Powell further said they discussed a slowdown in hikes in this meeting, and will discuss it in the next meeting. Obviously a decision has not been made, but while previously it wasn’t a matter of discussion, now it is.
If we can decipher what he is saying, he seems to be suggesting that interest rates have now reached the level where they’re trying to ascertain just what level is the appropriate one.
So far they knew they had to hike, and quickly, and therefore there was no discussion. Now at 4%, it is clear they need to hike a bit more, but just how much exactly is not too clear, and soon enough there will be the question of just how long to keep them at these high rates.
From that, it appears quite unlikely there will be any further crisis hikes of 75 basis points, with Fed so nearing its target, and therefore will probably slowdown in any further raises not least because they’ve moved from how quick, to how high.
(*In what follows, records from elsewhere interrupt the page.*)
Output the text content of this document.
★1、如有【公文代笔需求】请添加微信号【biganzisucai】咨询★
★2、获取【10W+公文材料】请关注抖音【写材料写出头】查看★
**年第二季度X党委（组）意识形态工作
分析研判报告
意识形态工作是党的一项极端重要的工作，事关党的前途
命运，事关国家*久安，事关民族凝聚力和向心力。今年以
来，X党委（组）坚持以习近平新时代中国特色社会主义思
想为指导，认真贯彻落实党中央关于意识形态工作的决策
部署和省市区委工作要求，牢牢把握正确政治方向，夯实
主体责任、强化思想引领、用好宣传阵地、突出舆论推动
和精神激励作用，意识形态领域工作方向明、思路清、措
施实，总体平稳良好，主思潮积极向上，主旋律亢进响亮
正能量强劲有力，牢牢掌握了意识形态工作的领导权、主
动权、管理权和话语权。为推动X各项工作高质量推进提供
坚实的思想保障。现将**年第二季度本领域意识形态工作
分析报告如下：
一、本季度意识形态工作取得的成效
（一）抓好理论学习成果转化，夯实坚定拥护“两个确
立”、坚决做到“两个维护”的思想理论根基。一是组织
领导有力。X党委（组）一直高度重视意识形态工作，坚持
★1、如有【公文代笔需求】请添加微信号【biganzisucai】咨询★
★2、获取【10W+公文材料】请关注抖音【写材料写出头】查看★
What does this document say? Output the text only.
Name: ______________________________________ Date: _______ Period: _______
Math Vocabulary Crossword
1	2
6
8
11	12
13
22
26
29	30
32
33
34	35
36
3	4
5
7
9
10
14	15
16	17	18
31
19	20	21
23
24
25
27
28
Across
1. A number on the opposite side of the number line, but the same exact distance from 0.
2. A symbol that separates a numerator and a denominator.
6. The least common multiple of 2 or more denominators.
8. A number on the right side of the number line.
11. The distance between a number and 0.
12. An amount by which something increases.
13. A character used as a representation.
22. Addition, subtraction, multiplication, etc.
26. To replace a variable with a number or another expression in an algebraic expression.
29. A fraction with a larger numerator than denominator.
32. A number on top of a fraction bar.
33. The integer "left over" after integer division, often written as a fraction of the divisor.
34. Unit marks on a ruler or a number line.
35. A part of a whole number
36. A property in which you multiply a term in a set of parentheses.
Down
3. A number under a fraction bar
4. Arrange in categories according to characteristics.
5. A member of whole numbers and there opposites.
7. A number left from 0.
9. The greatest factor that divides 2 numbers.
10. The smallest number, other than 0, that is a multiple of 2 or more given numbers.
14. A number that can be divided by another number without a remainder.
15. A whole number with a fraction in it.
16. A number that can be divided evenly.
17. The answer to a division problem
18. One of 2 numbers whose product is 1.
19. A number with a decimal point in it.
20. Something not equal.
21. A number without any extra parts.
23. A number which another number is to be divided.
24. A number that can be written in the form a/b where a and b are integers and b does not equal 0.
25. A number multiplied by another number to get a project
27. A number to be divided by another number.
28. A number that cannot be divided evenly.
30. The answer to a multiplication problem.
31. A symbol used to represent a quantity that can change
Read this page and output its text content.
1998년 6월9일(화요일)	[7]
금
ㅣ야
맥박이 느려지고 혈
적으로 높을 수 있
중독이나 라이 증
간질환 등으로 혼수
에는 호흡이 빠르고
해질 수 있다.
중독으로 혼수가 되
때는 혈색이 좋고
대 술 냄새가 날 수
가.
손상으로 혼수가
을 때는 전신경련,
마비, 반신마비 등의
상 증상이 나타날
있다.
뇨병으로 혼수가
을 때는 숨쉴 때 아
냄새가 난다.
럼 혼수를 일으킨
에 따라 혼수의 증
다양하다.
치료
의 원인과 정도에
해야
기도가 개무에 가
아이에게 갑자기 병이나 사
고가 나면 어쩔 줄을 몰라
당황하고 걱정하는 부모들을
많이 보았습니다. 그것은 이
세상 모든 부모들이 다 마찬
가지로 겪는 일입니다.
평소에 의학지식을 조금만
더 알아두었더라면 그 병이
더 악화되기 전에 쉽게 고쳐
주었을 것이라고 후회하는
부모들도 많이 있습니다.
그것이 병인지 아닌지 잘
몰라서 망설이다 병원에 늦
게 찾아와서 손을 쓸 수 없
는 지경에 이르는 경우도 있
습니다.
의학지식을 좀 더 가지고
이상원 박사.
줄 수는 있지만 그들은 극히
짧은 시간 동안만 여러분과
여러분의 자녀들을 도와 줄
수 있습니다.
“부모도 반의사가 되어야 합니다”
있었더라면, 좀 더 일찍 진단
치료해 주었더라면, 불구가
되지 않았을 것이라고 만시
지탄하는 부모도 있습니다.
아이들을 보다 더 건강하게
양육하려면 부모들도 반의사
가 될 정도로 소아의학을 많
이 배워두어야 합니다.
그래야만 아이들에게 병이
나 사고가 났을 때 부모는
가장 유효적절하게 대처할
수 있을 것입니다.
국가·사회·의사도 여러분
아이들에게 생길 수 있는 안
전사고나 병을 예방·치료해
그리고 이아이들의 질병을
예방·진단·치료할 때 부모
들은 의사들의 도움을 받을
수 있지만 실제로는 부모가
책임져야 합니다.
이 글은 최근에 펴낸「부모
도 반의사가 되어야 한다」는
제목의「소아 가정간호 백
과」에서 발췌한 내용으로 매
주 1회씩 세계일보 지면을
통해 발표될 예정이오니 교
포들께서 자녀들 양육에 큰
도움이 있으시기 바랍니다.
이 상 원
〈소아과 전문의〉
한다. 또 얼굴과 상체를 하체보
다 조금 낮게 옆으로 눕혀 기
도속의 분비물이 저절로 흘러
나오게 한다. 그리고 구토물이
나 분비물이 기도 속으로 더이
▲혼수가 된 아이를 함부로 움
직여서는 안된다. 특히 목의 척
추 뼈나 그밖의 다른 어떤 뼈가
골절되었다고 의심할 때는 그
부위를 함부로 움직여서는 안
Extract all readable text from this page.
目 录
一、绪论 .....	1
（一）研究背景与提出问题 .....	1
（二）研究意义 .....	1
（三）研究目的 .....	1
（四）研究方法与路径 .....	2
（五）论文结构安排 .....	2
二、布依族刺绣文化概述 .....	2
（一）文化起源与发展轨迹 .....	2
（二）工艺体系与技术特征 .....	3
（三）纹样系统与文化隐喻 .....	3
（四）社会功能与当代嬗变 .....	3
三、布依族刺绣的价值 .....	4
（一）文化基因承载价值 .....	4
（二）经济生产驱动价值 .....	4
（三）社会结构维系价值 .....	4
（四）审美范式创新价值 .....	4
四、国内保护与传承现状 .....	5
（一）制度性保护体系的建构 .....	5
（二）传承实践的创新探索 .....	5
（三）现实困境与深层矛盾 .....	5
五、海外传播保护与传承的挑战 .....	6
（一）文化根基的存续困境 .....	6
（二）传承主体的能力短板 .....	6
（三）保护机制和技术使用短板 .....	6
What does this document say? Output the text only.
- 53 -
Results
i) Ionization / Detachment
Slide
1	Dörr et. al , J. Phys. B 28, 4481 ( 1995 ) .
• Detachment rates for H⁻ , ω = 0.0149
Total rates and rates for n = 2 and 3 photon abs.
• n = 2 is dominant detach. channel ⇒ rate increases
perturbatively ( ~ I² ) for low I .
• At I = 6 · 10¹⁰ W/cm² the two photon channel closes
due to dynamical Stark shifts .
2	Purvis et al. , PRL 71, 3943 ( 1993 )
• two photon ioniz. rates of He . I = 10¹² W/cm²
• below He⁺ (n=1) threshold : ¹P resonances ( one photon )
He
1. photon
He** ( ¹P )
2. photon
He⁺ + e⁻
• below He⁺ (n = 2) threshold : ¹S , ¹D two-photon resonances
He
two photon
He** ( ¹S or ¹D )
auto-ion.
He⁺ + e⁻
“It’s premature to discuss pausing,” Powell said, but they are discussing slowing down even though interest rates may rise higher than they thought, depending presumably on the new inflation reading and other data.
The market response to this has been volatile with Nasdaq going green on the publishing of the FOMC statement, but fell -1.5% during Powell’s conference.
Whether that is due to Powell stating that interest rates will go higher than they thought in the September meeting, is not clear, with the market currently so given a pivot of sorts, but with a lot of caveats.
Bitcoin however is maintaining some of the gains with the market response probably better judged on Thursday as the market absorbs these significant changes in Fed’s approach so far.